He keeps asking me to eat dinner with him. I make excuses like “I just ate” etc. but should I just be honest? I got him DoorDash set up so he can order food anytime but he doesn’t want to use it for himself. He wants to use it to order food for both of us. His apartment smells because he is incontinent and unable to take his trash out. I don’t live there and he has a housekeeper that takes his trash out once a week. The smell hits you when you walk in. I’ve done thorough cleaning and disinfecting and opened all windows but it needs this daily in order for me to want to share a meal there. I can’t take him out of his apartment because he is obese and I have a bad back so I can’t maneuver him in his extra large wheelchair.
It sounds like your Dad, due to his morbid obesity, is now in need of care. I would speak honestly with him, as he is now used to the odor if indeed he can smell it (sense of smell leaves some people in these conditions).
I would speak to APS if your Dad refuses to consider placement. I am so sorry. You shouldn't be risking your own health on attempting to do this care, which may need to be done with lifts and trained personnel.
He needs to be bathed on a routine basis. He needs to be cleaned properly after toileting and if he is not using a toilet he needs to be changed frequently.
If he is as obese as you indicate if he is not moving there is a VERY great possibility that he may have pressure sores that are infected. If not infected then at the least they are open wounds that need to be tended to.
He is not properly caring for himself.
Is anyone POA for Health?
This could be reported to APS as self neglect.
He should be seen by a doctor. If you have great concern you could call 911, ask for transport to the hospital for a well being check.
He also needs an aide coming in daily to help him with his personal hygiene.
Nobody likes to eat alone and that is understandable.
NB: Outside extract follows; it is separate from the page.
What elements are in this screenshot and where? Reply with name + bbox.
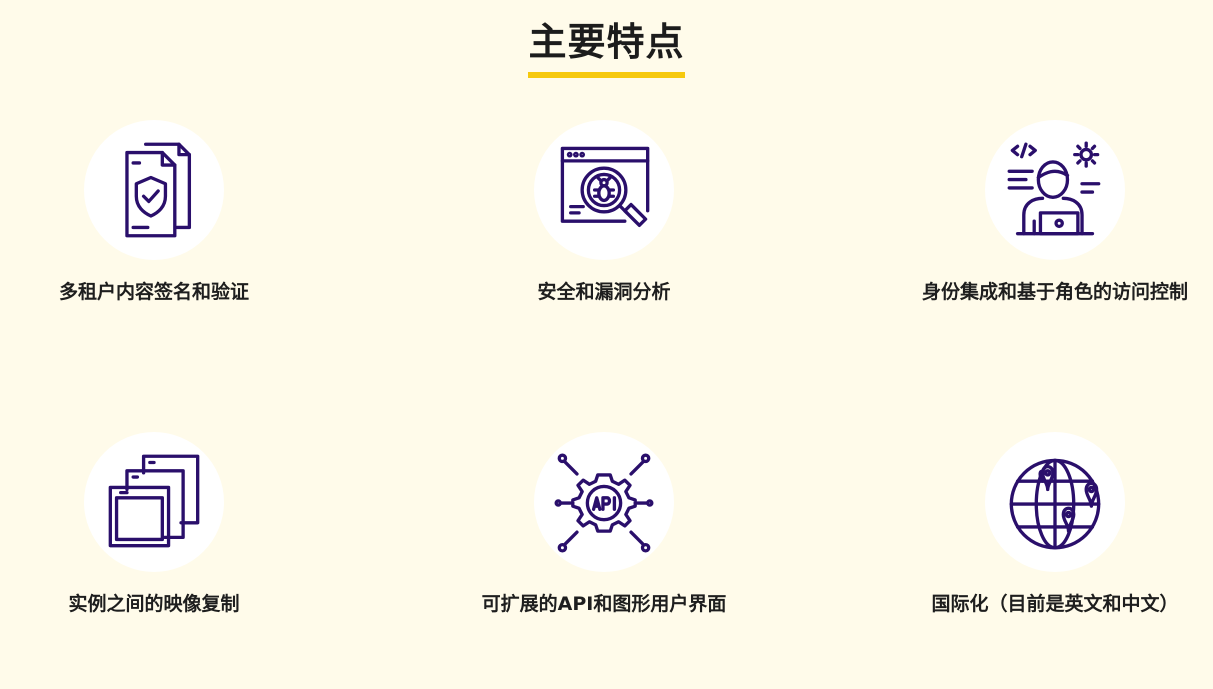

If you hire a caregiver the three of you (your father, the caregiver, and yourself) can start going out of the apartment together.
Your father needs more help in his home.
A housekeeper is coming once a WEEK? You can't accomplish ANYTHING in a 2 hr cleaning once a week. I BET the place smells.
Sounds like he has developed nose-blindness. He can't smell himself or his home! And he's probably perfectly fine with it too. I'm kinda gagging right now, thinking about it.
It really is time to move him to a place where he can be washed and fed and cared for appropriately, and you know that, don't you?
No, he can't roam around an ALF naked, sorry. But he's kind of given you no choice!
Does he live in a home or an apartment? Apartments often share air, even when well built and well insulated. We used to manage apartments and I routinely had to tell the tenant upstairs from us that she HAD to wash the baby's diapers. I can't even imagine what his neighbors are thinking--has anyone reached out to you?
If he can dress when he knows you're coming over, why can't he dress daily? At least in shorts and a t shirt. Who wants to look at a naked obese, smelly man while they eat?
It does sound like he is not capable of caring for himself in any kind of manner that would be considered "healthy".
At the EOL for my FIL, he wanted to be naked all the time. I wouldn't do one thing for him if he wouldn't put on pants. He also had double incontinence and simply tossed a damp towel on any 'accidents'....took me a while to figure out that one. After he died every single thing in his condo had to be cleaned, painted over with KILZ and all flooring ripped up and re done. EVERYTHING in the place had absorbed the smells, from urine and feces to trash---his built in wooden bookshelves took 2 months to 'out-gas' the smell. A SMELL.
IDK why some people have such a hard time with basic cleanliness. Being obese makes it worse. This is a problem that bowls of vinegar set out to 'clean the air' is just not going to make it.
Other than bring over food, what do you do for him? Do you take him to doctor appointments? Do you take him to grocery shop? Do you do his grocery shopping?
Are you enabling his "independence"?
Don't you think he needs facility care at this point?
Um. How long has your father been living like this? Could you give us some background to his situation?